This news may come shocking. A report released by the Geneva-based Graduate Institute of International Studies says India is the second most heavily armed country in the world. The United States comes first.
With an estimated 46 million firearms outside law-enforcement agencies and the military, India has the world's second-largest civilian gun arsenal. But this represents just four guns per 100 people.
The United States has 90 guns for every 100 citizens, making it the most heavily armed society in the world. China, third with 40 million privately held guns, has 3 firearms per 100 people. Pakistan has 12 firearms per 100 people, while Iran has five.
In most of the world, the state is not the primary holder of guns; civilians are. The survey also plucks holes in the notion that Latin America and Africa are the world's most dangerous places with massive accumulation of firearms, says the Small Arms Survey 2007.

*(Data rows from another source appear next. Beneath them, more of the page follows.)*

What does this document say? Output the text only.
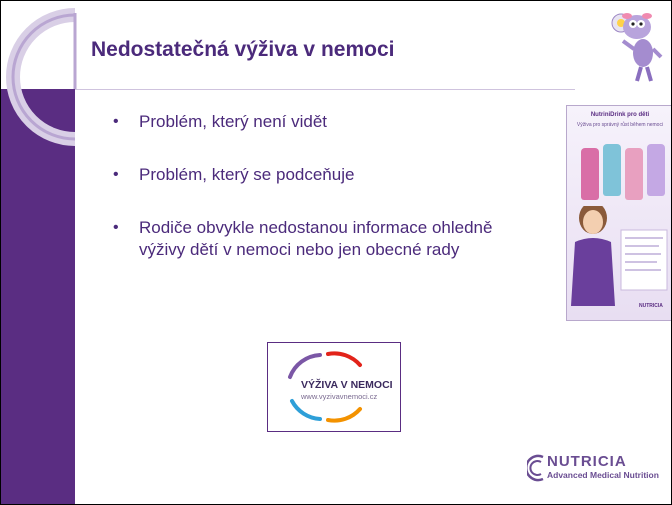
Nedostatečná výživa v nemoci
• Problém, který není vidět
• Problém, který se podceňuje
• Rodiče obvykle nedostanou informace ohledně výživy dětí v nemoci nebo jen obecné rady
NutriniDrink pro děti
Výživa pro správný růst během nemoci
NUTRICIA
VÝŽIVA V NEMOCI
www.vyzivavnemoci.cz
NUTRICIA
Advanced Medical Nutrition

In many cases, state-owned weapons are not the most likely to be used. Though research on the relative dangers of civilian and military small arms still requires systematic investigation, civilian-owned weapons appear increasingly prominent in global small arms phenomena, the report says.
Americans own 270 million of the world's 875 million known firearms, it says. At least 4.5 million of the 8 million guns manufactured each year are purchased by Americans, the report says.
The report also throws light at some shocking figures: There is roughly one firearm every seven people worldwide. And Uncle Sam is the main culprit. If the US figures are dropped, the count drops to one firearm per 10.
On per capita basis, Yemen has the second most heavily armed citizenry behind the United States, with 61 guns per 100 people, followed by Finland with 56, Switzerland with 46, Iraq with 39 and Serbia with 38. With 30 guns, France, Canada, Sweden, Austria and Germany are next.
Nigeria, which is perceived as a violent torn country, has just one gun per 100 people.
"Firearms are very unevenly distributed round the world. The image we have of certain regions such as Africa or Latin America being flooded with weapons -- these images are certainly misleading," Small Arms Survey director Keith Krause said.